I am one of your biggest normie proponeds on places like Reddit. I try to sell Fibery as a solution to everyone and anyone on the Notion and Clickup forums. But these two items.. these two things a certain group of us absolutely need. I feel that at least for reoccurring tasks, this is surely something everyone needs. I need it a million times more than the latest AI features. Can you guys please, big please, consider looking into this?

Thank you in advance.

1 Like

Taking Fibery’s fundamentals as context, how do you consider ‘recurring tasks’ should work?

Is it a single Task entity which has multiple dates associated with it (1 Jan 2025, 1 Feb 2025, 1 Mar 2025, etc.)? In other words, a single entity shows on a calendar/timeline in multiple places.

Is it a set of entities, each with a single date field, that are somehow associated with each other? What significance does this association imply? Do changes to one entity in the set get replicated to other entities in the set, or are they functionally independent?

Is it a Task entity which spawns a clone of itself after a certain period of time (and the clone spawns a clone of itself, etc.)?
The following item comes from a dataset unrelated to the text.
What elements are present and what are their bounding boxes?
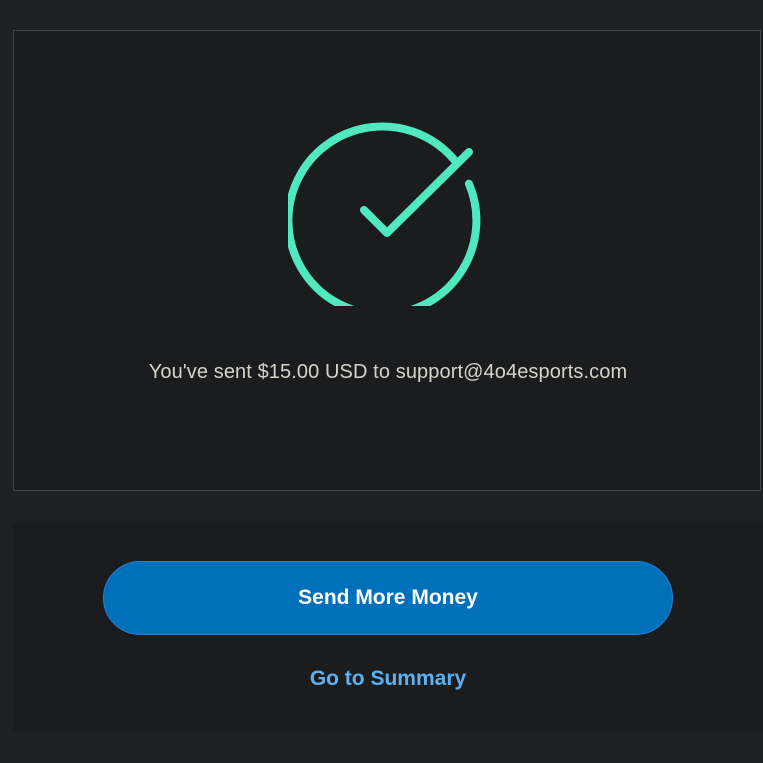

What is the relationship between an entity’s ‘Due date’ and the date at which spawning should occur?

I think different people have different expectations for what ‘recurring’ entities actually means (and this may depend on the tool(s) you are most familiar with using).

Hi Chris,

Thank you for your reply. I have seen you respond in a similar way in a previous post - asking how a re-occurring task is to work. To be honest, I am somewhat baffled by this response.
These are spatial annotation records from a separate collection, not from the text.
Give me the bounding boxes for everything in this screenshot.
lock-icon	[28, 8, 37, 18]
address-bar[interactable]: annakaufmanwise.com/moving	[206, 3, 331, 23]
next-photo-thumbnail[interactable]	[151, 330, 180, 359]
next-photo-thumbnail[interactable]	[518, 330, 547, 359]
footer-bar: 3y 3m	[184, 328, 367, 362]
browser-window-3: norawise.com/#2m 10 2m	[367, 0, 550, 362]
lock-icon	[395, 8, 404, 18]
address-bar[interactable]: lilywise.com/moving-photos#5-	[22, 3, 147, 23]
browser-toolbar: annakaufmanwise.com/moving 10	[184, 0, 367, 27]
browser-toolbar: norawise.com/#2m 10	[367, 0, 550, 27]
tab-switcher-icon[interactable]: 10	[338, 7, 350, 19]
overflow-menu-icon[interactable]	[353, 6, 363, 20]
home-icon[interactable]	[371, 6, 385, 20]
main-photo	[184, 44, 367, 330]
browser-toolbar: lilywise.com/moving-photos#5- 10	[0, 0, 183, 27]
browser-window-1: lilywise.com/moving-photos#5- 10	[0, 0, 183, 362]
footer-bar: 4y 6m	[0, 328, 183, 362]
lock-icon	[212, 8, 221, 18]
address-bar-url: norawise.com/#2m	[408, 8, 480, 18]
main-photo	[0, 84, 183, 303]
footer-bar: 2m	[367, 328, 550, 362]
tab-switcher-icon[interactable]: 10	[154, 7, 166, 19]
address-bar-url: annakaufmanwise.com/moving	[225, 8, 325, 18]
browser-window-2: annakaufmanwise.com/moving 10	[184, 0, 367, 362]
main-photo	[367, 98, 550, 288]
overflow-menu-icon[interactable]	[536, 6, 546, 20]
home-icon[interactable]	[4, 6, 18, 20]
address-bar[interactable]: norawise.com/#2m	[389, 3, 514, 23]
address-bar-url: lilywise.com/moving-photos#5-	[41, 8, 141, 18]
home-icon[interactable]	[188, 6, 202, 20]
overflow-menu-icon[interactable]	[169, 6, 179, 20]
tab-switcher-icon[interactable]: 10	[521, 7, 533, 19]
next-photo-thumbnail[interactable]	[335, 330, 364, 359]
If you open any modern calendar, any calendar, anywhere on earth, when you make an entry, it will ask you, do you want to repeat this entry: daily, weekly, monthly, yearly. I absolutely disagree with you that normal people have different expectations when it comes to repeating dates on a calendar. What different expectation could there be when one talk of dates, all one want is for that entry to appear again in specific intervals. I mean I feel like I am explain the most basic thing - or what am I missing? The most common standard options offered by most calendars are: weekly, monthly, yearly. The more fancy ones will give you the option to select specific days within a week to repeat week after week. If we were talking of anything other than dates, then I would maybe understand why there would be weird and different expectations of how it should work.

If one use something as a project management, task management, or anything related with a calendar solution - then repeating events is surely something that will occur.
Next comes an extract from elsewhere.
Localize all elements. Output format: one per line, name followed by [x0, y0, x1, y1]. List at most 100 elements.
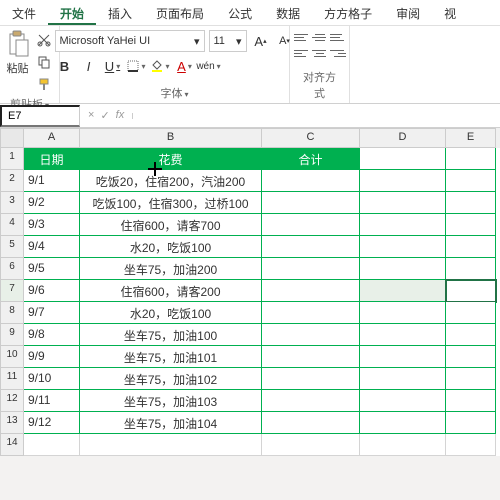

If there at least was a Fibery Repeating Tasks Template with all the formulas built in, that gives one the option to select any of the most typical reoccurring options then that too would be wonderful. Nothing fancy, daily, weekly, monthly, yearly repeats - so that if I put a birthday as an event, it will at least automatically create a new Birthday event in a table after this birthday is marked as completed.

Yes, but calendar entries are not exactly the same things as tasks, which was the specific need you posted about. And I’m not the only one who thinks that there is no universal definition:
‘There’s probably not a consensus on what anyone “would expect [recurring tasks] to behave in normal project management tools"’

Anyway, my point was that Fibery has some technical foundations to which any solution needs to build upon.

There are things that are simply not possible in Fibery (based on its current foundations).
For example, if I create a recurring event in my Outlook calendar, I can choose to have the recurrence be indefinite (no end date) but it would not be possible in Fibery to have a indefinite number of entities in an ‘event’ database.
And since Fibery does not have array field types, a single entity cannot contain a set of 1-to-∞ date values to represent all the recurrence dates it should be associated with (and even if it could, this would not be the same as having unique entries for each date).
So … :person_shrugging:

But putting all that aside, I can see that you commented on the post that @helloitse made, which covers this case, so I have followed her guidance and made a workspace that implements something close. Perhaps it’s useful, or can at least inspire you to figure out a solution that gets you what you need.